Problem Description
Given an integer array nums and a non-negative integer k, find the maximum length of a subsequence of nums (not necessarily contiguous) that is "good". A subsequence is defined as good if there are at most k indices i (in the subsequence’s order) for which the adjacent elements differ (i.e. seq[i] != seq[i+1]). In other words, you may switch between different numbers at most k times while building the subsequence.
Key Insights
- We can pick elements non-contiguously; only the relative order matters.
- The “good” subsequence allows at most k transitions between different consecutive values.
- When adding an element equal to the previous one, no new transition is introduced.
- When adding a different element, we “spend” one of the allowed k changes.
- Dynamic programming with memoization can efficiently explore decisions at each index.
Space and Time Complexity
Time Complexity: O(n * (k+1) * U) where n is the length of nums and U is the number of unique states for the last picked value (at most n distinct numbers)

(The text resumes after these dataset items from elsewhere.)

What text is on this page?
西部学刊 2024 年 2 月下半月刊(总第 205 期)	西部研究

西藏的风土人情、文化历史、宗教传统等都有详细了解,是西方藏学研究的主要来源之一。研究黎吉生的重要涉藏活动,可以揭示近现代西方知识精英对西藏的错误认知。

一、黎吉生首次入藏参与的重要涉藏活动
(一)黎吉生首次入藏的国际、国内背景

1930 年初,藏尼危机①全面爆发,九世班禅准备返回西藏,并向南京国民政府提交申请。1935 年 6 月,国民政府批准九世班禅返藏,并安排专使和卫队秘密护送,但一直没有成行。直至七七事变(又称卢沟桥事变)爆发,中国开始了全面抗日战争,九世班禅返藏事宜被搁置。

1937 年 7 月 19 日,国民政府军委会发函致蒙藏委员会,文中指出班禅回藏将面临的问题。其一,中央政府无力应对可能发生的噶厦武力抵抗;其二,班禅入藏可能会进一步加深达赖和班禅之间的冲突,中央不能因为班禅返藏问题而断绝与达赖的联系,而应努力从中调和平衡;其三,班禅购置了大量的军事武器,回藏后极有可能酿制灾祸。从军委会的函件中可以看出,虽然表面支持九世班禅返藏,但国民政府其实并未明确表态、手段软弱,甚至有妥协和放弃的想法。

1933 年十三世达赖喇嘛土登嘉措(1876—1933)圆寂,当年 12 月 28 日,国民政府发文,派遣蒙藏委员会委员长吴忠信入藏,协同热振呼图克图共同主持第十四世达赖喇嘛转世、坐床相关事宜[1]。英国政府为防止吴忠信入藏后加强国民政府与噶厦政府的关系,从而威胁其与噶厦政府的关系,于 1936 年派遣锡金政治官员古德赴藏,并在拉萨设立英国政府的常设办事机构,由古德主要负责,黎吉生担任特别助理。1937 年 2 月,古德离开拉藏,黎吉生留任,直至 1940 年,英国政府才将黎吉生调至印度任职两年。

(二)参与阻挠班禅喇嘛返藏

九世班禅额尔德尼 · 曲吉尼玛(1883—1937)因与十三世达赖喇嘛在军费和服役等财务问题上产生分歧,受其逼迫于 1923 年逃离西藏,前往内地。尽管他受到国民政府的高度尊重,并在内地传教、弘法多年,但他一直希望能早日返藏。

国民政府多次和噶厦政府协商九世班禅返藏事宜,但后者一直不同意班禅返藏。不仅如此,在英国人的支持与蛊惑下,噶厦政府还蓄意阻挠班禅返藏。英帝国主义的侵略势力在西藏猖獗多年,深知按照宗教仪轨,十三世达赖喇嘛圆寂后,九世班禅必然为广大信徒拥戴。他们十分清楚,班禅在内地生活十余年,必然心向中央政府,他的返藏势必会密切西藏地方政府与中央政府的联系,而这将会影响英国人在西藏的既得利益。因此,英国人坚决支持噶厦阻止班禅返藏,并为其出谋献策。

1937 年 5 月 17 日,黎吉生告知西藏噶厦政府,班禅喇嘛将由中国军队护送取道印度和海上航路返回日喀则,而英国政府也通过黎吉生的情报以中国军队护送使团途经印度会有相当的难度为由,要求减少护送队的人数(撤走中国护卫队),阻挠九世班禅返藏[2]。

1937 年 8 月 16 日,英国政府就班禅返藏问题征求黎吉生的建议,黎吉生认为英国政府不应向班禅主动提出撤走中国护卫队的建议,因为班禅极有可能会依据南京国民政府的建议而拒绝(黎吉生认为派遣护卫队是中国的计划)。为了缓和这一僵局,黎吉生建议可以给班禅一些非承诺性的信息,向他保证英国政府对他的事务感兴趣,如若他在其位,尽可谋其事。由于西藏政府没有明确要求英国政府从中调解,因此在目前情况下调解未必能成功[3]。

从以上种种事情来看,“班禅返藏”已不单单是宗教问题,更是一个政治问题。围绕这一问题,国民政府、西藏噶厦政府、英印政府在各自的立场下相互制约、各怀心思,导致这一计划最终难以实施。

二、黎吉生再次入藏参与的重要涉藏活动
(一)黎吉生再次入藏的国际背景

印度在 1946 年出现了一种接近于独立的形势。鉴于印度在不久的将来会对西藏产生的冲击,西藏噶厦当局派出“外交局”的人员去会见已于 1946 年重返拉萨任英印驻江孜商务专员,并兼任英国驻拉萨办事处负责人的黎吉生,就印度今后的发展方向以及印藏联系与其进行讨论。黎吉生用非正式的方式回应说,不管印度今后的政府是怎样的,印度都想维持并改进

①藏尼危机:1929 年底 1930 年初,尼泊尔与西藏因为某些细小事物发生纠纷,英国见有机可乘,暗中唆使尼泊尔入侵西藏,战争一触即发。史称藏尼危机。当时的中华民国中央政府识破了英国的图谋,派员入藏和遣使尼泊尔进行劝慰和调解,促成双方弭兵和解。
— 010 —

Space Complexity: O(n * (k+1) * U) due to the memoization cache and recursion call stack
Solution
We use a recursive dynamic programming approach with memoization. The state is defined by:
• i: the current index in nums being considered
• last: the last number included in our subsequence (or a sentinel value if none has been picked)
• rem: the remaining allowed transitions (initially equal to k)
At each step:
- We decide to skip nums[i] and move on.
- Or we decide to take nums[i]:
- If no element has been picked (last is undefined) or nums[i] equals the last picked element, then no extra transition is used.
- If nums[i] is different from last and we have at least one allowed transition rem > 0, we take it and decrement rem.
- We choose the option that maximizes the length of the subsequence.
By memoizing each state (i, last, rem), we ensure that every unique subproblem is computed only once.